MOSCOW — A thousand Cossacks, who formed a feared military force in czarist times, will help police patrol the southern Russian region hosting the 2014 Winter Olympics in the Black Sea resort of Sochi, charged with preventing an influx of labor migrants from the Caucasus.
The planned deployment of the Cossacks, announced by the governor of the Krasnodar region, has been harshly criticized in Russia, with some warning that it will lead to a rise in ethnic tensions and even hate crimes against mostly dark-complexioned Muslim migrants.
The Cossacks will be unarmed but still wear uniforms identifying them as adherents of a military force that still celebrates its pre-Soviet role as a defender of Russia’s borders.

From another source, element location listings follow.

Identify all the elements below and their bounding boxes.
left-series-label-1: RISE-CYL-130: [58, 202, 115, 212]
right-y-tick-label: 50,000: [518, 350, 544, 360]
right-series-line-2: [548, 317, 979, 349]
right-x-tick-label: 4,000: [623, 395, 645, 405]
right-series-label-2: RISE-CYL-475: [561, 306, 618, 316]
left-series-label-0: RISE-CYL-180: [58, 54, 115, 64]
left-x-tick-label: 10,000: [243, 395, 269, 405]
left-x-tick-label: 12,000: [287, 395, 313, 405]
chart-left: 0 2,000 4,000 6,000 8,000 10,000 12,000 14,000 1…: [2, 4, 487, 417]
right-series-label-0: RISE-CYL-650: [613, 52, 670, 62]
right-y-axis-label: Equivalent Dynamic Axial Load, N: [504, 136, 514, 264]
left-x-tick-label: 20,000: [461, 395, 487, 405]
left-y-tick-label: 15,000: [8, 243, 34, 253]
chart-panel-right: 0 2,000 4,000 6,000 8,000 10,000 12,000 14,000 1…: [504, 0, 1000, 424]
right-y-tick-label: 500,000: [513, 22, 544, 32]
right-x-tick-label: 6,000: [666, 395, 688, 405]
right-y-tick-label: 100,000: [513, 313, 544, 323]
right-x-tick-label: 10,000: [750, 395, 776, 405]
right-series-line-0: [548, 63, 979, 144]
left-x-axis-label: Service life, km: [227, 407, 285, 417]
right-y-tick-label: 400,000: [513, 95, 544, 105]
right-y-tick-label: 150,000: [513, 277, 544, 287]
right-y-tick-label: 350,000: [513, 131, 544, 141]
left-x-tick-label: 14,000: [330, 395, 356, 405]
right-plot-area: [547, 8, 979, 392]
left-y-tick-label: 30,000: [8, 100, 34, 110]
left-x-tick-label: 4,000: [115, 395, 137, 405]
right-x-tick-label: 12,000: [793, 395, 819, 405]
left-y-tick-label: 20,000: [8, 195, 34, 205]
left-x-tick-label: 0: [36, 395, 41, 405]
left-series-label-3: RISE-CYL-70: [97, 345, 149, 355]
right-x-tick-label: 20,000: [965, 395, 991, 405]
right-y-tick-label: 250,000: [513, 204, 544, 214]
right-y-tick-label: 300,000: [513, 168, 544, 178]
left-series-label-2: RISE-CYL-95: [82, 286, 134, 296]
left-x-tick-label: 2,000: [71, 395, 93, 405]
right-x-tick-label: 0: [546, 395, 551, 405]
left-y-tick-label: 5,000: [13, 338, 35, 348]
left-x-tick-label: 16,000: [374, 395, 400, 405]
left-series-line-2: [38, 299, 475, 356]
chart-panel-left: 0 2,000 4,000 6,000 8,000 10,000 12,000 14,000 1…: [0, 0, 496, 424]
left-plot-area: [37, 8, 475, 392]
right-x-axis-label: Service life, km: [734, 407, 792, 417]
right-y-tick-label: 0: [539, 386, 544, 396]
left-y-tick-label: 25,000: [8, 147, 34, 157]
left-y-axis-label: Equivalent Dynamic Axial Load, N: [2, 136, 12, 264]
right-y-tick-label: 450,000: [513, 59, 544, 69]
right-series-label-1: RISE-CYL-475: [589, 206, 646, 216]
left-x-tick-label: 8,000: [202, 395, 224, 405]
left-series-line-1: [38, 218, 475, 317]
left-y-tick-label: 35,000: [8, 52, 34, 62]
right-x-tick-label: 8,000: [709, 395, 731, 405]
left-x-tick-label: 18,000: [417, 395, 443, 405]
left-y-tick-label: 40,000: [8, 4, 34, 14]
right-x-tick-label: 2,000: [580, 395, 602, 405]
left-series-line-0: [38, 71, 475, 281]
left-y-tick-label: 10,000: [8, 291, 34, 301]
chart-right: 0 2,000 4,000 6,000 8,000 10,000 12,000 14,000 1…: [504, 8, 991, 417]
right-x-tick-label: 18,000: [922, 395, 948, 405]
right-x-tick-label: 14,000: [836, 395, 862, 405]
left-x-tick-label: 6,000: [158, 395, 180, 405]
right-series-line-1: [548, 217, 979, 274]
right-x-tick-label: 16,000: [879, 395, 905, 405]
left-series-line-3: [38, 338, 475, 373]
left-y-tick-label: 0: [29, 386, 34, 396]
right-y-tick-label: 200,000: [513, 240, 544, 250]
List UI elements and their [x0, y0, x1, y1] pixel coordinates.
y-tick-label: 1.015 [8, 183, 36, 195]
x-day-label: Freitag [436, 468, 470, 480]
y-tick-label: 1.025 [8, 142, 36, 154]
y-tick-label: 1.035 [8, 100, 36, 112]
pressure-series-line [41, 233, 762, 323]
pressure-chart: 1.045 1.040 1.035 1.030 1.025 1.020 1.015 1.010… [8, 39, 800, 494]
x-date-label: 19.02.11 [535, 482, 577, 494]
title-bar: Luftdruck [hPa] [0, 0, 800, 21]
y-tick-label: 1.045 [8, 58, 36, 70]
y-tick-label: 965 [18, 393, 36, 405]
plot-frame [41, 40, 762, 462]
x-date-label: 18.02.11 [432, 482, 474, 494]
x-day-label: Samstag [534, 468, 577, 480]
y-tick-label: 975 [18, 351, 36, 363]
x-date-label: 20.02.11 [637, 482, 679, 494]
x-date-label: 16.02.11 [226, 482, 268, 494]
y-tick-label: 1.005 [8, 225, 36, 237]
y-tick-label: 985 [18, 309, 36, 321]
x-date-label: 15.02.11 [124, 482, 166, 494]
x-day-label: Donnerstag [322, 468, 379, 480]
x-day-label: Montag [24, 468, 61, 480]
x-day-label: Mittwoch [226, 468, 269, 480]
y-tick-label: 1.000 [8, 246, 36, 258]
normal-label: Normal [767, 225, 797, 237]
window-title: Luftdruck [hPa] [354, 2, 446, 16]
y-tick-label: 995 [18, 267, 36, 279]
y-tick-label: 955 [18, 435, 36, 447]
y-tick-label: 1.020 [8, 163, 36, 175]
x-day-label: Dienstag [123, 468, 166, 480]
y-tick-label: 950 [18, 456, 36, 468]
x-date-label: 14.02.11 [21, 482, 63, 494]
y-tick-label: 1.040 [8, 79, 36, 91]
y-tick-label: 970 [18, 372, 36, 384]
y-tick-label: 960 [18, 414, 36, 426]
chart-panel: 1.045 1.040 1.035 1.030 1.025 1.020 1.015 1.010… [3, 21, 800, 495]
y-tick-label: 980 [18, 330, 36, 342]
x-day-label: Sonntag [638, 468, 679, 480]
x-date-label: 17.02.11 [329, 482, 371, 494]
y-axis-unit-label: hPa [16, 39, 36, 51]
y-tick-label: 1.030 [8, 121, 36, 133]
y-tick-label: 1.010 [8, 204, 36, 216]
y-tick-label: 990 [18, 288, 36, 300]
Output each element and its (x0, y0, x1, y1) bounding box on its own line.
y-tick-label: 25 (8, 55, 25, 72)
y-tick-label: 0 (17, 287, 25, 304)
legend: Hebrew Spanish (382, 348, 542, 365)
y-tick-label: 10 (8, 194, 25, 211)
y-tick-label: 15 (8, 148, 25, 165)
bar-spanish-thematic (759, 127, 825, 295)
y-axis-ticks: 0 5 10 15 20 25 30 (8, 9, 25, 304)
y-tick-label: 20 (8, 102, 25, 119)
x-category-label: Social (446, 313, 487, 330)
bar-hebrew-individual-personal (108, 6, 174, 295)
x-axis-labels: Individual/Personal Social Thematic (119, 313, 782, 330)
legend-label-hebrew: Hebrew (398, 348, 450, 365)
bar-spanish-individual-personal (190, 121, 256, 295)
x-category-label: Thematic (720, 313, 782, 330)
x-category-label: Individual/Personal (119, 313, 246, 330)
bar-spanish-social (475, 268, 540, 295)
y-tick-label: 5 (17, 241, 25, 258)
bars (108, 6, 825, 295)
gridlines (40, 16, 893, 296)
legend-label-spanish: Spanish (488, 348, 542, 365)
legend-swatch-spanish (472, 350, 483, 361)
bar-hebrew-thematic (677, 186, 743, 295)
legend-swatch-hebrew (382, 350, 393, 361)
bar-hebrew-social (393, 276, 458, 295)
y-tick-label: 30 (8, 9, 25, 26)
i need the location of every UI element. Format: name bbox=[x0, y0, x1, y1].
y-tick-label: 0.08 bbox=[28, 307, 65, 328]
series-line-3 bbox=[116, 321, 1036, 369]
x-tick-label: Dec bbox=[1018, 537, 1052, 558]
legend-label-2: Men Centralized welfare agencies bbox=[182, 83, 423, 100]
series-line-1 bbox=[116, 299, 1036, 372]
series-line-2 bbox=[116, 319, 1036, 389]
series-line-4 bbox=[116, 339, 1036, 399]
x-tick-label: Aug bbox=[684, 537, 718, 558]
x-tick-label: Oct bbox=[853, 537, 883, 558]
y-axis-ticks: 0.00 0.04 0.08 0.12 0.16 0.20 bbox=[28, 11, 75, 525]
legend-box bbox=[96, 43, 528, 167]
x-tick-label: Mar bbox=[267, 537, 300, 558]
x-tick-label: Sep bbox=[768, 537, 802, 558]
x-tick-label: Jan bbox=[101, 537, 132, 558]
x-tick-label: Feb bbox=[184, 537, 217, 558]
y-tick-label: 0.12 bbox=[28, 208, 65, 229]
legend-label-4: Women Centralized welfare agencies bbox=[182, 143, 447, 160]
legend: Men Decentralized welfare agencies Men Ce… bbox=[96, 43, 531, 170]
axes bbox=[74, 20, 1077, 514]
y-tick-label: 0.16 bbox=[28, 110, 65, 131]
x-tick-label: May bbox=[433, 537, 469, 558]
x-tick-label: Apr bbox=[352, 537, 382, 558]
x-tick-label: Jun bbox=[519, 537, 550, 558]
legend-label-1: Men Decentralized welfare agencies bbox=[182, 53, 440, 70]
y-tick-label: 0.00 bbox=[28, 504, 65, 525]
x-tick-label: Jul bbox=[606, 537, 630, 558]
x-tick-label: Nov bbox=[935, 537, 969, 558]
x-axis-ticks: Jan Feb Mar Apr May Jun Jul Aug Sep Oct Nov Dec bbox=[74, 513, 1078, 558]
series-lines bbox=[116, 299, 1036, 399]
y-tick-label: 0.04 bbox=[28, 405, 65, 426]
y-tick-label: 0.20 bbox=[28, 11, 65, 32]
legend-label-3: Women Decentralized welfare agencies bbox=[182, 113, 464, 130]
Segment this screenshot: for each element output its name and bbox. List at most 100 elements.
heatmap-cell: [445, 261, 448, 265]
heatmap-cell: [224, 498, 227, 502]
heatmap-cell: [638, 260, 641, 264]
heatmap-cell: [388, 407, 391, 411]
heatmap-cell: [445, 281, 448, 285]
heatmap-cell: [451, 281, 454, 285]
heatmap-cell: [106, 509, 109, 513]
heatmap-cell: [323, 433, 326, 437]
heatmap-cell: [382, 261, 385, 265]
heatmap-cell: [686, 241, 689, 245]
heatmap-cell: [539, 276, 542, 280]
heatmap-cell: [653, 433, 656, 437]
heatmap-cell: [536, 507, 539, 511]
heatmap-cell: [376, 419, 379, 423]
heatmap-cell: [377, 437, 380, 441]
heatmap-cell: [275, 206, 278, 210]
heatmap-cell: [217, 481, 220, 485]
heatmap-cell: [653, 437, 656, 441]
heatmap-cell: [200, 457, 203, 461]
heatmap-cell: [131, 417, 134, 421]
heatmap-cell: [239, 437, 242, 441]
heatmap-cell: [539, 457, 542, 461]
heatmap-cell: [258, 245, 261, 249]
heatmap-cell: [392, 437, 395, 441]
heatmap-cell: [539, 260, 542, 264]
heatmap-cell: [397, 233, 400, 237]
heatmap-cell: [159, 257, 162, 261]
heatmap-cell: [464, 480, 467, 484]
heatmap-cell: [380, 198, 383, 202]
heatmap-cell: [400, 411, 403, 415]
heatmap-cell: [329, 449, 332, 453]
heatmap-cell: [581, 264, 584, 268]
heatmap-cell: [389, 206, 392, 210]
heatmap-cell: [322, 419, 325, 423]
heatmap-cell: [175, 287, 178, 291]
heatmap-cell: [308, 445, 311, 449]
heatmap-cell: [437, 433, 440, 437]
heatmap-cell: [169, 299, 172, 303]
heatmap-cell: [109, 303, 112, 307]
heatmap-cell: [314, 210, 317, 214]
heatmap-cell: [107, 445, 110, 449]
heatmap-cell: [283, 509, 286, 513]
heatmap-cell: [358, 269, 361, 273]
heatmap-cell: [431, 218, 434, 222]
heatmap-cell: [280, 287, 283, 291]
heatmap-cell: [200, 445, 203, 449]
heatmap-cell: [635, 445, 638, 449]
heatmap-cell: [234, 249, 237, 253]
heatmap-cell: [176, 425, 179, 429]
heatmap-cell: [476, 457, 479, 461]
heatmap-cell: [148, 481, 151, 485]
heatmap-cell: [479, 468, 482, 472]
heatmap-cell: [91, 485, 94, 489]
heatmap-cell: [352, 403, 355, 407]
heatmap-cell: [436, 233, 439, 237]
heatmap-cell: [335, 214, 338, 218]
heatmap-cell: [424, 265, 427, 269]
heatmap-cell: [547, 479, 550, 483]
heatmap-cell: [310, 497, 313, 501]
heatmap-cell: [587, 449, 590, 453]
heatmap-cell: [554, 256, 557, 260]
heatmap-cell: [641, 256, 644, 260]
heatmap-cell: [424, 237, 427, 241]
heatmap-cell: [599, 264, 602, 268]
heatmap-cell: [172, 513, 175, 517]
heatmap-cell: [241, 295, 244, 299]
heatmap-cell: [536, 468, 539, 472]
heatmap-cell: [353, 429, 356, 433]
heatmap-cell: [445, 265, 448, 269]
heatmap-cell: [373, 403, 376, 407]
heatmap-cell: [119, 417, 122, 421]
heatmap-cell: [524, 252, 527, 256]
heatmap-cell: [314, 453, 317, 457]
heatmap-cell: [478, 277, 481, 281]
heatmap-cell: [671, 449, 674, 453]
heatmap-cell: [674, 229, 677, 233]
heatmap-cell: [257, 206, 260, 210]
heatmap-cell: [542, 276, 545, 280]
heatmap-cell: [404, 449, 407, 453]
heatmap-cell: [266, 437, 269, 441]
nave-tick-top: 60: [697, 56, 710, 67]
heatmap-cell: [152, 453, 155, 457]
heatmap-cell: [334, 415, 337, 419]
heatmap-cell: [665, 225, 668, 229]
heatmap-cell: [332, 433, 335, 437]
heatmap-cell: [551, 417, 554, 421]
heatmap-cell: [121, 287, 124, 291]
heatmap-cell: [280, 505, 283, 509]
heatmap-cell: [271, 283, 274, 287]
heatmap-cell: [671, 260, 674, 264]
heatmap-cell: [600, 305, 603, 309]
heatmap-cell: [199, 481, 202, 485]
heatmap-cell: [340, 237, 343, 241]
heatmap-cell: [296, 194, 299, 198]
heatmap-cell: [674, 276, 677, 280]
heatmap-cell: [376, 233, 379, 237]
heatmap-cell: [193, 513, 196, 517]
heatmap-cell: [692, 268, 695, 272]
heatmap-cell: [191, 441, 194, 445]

Their mission beginning Sept. 1 will be to deal with migrants whose “behavior is not always legal, not always right,” Konstantin Perenishko, deputy head of the Kuban Cossack Army, said Monday.
Gov. Alexander Tkachyov announced the deployment of the Cossacks in a speech to police officers last week.
“What you can’t do, a Cossack can,” Tkachyov said. He said the Cossacks would not be as restrained as police in maintaining public order and enforcing migration laws.
He said the presence of the Cossacks would deter non-ethnic Russians from coming to Krasnodar, an agricultural region.
Tkachyov appeared most concerned about Russian citizens from the multi-ethnic Caucasus region, which has been plagued by an Islamic insurgency and economic woes since the start of the first Chechen separatist war in 1994.
Ethnic Russians treat Caucasus natives with increasing xenophobia and hostility. Migrant workers from former Soviet republics in Central Asia, Armenia and Azerbaijan also face increasing discrimination.
Cossack paramilitary communities spearheaded czarist Russia’s expansion and were notorious for anti-Semitic pogroms that triggered mass Jewish migration to the West.
In the Soviet era, Cossacks were persecuted and purged for their resistance to Communist rule. The post-Soviet revival of their squads and parades is often seen as harmless theatrics.